Publié en poche en mars 2009, 640 p., EUR 8,10 

Article écrit par Danie

Lang Lu Teng, de son titre chinois, est un très beau roman d’aventure chinois devenu un best-seller international. Traduit en français et publié en 2004 aux Editions Bourin, LE TOTEM DU LOUP a été écrit par Jiang Rong. Il raconte la forte relation qui unit les loups et les mongols. Même si leurs rapports semblent être ceux de deux ennemis, le lecteur va découvrir qu’il s’agit en fait, d’une relation de professeur à élève.


L’histoire de Chen Zhen, se déroule pendant la Révolution Culturelle. Lui, c’est un « zhi qing ». Mot qui désigne les jeunes intellectuels qui étaient expédiés à la campagne, très loin de leur foyer pour être rééduqués. Forcés par le régime à vivre comme des agriculteurs, leurs rêves et leurs vies ont été détruits.

 

Le héros de Jiangrong est un intellectuel pékinois plutôt chanceux. En effet, il est envoyé dans la steppe Erqi, loin du centre politique. Un endroit isolé de la Mongolie Intérieure où peu de chinois vivent. Il n’y a que la nature, la steppe, les loups mais aussi le peuple mongol sincère et franc. Pour Chen Zhen, la steppe ressemble à un paradis.

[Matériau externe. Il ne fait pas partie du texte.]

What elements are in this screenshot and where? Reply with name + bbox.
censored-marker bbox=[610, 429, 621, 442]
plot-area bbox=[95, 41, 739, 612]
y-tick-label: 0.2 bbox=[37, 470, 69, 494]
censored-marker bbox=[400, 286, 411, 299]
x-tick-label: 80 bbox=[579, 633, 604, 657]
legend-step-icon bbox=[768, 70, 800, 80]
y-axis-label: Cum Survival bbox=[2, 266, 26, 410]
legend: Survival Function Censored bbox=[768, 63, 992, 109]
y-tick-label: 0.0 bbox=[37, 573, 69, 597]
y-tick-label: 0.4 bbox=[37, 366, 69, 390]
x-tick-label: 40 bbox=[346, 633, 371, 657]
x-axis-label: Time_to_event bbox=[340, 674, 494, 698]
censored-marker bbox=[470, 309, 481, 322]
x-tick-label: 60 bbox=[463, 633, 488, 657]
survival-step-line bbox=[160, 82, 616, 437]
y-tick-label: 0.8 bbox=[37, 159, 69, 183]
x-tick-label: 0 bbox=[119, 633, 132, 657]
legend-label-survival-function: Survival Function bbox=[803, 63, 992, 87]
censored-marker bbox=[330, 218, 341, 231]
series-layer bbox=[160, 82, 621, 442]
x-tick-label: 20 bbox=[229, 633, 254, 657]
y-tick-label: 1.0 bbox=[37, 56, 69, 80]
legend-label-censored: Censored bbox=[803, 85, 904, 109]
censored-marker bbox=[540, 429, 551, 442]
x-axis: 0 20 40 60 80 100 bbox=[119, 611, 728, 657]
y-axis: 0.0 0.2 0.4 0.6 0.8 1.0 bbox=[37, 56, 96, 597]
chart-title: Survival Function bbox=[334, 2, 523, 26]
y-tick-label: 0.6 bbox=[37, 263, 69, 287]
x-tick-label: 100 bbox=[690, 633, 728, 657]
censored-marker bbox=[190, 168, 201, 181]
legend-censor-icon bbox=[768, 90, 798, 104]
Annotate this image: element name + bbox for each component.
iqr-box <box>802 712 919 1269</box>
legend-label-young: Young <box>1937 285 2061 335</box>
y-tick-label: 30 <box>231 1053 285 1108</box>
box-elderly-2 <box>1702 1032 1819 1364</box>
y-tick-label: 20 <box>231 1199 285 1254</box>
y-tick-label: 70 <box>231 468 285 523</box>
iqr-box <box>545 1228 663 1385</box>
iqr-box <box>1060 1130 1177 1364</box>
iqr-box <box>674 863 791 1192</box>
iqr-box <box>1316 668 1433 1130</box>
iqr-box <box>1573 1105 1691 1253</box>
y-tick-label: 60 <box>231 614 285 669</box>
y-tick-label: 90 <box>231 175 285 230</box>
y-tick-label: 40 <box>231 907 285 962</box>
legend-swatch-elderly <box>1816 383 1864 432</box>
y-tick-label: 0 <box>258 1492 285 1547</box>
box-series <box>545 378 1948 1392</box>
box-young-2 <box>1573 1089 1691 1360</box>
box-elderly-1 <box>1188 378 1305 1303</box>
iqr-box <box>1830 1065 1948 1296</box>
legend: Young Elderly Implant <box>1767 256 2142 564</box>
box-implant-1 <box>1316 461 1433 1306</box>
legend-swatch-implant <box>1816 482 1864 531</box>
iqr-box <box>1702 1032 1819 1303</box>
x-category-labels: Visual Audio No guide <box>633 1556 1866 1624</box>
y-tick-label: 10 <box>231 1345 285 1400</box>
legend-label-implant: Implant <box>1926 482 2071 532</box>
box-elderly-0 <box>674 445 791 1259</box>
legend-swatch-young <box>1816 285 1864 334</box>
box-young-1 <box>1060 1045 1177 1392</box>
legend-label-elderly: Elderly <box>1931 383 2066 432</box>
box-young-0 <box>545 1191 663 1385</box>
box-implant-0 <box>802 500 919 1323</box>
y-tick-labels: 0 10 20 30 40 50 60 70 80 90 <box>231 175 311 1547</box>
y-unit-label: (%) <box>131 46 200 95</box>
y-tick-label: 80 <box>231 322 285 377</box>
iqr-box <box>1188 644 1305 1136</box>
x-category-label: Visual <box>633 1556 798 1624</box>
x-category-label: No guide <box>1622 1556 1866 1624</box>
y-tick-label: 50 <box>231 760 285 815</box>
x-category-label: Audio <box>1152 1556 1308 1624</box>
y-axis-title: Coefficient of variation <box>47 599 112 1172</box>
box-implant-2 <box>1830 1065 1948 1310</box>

Un vieux mongol lui apprend à connaître les loups, la steppe, la chasse et le ciel. Le ciel représente le dieu des mongols, ils l'appellent «Teng Ge Li». Ces longues conversations avec son ami, éveillent en Chen de plus en plus d'intérêt et de curiosité envers les loups.
Pour étudier de manière scientifique le caractère du loup, Chen Zhen chasse un louveteau et décide de l'élever. Vivant aux côtés du petit loup, Chen le regarde grandir et éprouve graduellement les mêmes émotions que lui. Finalement, il comprend la nature du loup et pourquoi les mongols le tiennent en si haute estime.
A la fin du roman, le loup de Chen, Xiao Lang tombe gravement malade. Chen qui connaît désormais bien le loup sait qu'il doit mourir comme un héros, et non pas à cause d’une maladie. Chen se décide donc à tuer son loup apprivoisé.

Au fil du roman, de plus en plus d’immigrants chinois s'installent dans la steppe pour cultiver la terre. Incapables de co-habiter avec les loups, ils les chassent et les tuent. Finalement, les loups ont disparu de la steppe. La balance de la nature ainsi endommagée, la steppe dégénère petit à petit et se désertifie. La Mongolie Intérieure est désormais une localité bien chinoise et la population mongole a dû changer son style de vie, du nomadisme à la sédentarisation.